The connection between music and politics was, for Max, not dependent on explicitly political musical content. Rather two were inseparable, particularly in the case of jazz, as he stated in a 1980 interview:
“Jazz has always been under attack from the days of Buddy Bolden [ca 1900]… right up to today. Bolden because he improvised. In the 20s they had ‘race’ records and decent people weren’t supposed to listen because the music wasn’t ‘civilised’. It was an outlet to protest at the indignities faced by black people.
“Now it frees people all over the world.”
“Politically, I see jazz as very democratic music. It expresses democracy whereas European classical music expresses imperialism.
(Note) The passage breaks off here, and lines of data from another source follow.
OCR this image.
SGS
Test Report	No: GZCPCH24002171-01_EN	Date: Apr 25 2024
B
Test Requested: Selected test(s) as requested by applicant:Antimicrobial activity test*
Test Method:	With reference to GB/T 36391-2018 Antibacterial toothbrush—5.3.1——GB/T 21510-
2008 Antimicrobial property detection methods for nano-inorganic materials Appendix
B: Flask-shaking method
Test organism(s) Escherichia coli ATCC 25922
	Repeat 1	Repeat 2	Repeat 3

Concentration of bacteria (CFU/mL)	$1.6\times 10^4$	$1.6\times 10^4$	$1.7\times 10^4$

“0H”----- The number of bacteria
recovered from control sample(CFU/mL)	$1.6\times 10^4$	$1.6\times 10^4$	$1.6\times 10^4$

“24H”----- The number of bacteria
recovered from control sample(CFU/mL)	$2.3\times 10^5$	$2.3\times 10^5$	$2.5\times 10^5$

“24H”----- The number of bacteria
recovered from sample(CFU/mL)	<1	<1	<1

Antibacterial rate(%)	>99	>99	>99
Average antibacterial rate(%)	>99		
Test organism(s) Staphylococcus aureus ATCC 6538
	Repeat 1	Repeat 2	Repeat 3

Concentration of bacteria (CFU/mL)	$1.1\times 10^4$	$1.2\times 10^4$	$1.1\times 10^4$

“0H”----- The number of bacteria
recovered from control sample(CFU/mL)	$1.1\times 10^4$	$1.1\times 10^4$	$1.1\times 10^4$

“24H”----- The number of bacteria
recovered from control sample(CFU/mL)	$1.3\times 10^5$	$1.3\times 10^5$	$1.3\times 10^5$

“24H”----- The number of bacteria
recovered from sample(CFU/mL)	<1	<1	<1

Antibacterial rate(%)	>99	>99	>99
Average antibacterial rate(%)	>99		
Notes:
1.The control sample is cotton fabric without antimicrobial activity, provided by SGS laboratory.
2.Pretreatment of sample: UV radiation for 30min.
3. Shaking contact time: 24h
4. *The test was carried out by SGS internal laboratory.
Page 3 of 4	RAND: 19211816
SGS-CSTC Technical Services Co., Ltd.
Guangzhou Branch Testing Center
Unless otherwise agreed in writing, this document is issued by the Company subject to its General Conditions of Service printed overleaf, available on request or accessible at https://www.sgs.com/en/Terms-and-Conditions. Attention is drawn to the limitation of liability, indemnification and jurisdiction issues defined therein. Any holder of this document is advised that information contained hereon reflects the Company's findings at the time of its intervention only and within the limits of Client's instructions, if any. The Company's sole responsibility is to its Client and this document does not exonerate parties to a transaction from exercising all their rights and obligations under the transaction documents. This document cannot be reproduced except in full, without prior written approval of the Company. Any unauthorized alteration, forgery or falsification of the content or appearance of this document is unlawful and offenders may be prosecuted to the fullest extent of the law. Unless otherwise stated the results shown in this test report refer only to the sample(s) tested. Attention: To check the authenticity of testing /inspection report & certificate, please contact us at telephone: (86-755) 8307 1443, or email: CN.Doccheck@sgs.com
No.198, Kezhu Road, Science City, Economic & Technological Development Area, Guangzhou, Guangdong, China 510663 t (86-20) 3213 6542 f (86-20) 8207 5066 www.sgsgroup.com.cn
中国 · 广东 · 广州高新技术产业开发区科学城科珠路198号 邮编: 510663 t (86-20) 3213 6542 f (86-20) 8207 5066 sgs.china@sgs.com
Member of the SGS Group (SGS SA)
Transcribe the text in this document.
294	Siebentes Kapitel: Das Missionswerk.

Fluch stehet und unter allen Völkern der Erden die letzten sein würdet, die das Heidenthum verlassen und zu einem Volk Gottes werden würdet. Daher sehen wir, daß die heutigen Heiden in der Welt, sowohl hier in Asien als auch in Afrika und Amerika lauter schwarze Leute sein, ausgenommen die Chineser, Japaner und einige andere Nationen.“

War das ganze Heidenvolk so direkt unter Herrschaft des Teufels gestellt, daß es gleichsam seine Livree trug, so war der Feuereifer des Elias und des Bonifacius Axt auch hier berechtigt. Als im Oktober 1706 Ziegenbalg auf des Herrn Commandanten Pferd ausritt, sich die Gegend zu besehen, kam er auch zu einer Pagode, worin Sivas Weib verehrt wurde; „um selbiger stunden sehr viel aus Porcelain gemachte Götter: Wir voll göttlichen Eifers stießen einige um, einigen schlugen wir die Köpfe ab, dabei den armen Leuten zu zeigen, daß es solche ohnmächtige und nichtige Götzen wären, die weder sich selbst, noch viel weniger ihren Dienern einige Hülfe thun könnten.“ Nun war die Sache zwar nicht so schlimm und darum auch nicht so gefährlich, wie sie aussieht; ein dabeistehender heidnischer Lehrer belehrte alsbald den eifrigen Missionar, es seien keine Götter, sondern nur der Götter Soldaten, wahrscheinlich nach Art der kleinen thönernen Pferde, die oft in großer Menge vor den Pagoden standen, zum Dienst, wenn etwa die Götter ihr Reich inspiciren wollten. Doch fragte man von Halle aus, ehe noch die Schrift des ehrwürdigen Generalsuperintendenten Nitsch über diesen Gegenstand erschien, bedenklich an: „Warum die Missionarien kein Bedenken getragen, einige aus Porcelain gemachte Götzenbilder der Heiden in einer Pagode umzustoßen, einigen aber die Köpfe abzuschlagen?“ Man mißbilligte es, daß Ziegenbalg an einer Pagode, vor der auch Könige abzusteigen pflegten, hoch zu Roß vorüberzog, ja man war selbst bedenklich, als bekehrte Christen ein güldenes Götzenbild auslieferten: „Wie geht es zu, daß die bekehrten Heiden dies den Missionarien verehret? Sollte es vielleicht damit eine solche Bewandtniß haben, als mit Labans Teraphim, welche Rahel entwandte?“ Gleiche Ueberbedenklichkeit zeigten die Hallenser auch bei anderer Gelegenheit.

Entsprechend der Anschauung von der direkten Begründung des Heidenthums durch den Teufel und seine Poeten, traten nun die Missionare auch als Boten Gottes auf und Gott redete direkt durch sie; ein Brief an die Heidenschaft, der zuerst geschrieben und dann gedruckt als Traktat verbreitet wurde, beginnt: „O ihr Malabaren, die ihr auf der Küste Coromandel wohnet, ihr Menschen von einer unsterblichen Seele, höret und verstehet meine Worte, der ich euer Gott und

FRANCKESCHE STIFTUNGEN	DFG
European music is run by two people - the composer and the conductor who treat the rest of the musicians as slaves. In jazz, we debate a topic, the musicians are free to discuss it. It’s like a meeting…
“[Critics] separate art from society, but art grows from society.”
He put this in a broader context and showed a political viewpoint that went well beyond civil rights or “black consciousness”:
“Most people believe the Sixties was an isolated period, but it wasn't. There is only one instance of a city being bombed in the United States and it was by the government, to put down a race riot in Oklahoma in 1918. We have the oppression of black people, you in Britain have Ireland; it’s the same thing — imperialism…
“You see, this music is very political. Improvisation allows new ideas and it stimulates ideas, musically and socially as well. In Europe, political — very political — people are drawn to jazz. In Portugal, giant concerts are organized for us and the Left organizes them.”
“Asked how he would define himself, Roach replied ‘In the States, I would be called a socialist. I am just for monetary change so the masses get a big share of the wealth’.”
With the passing of Max Roach we lose not merely almost the last link to the early days of bebop and a musical revolutionary, but also a revolutionary musician, not frightened to stand against oppression.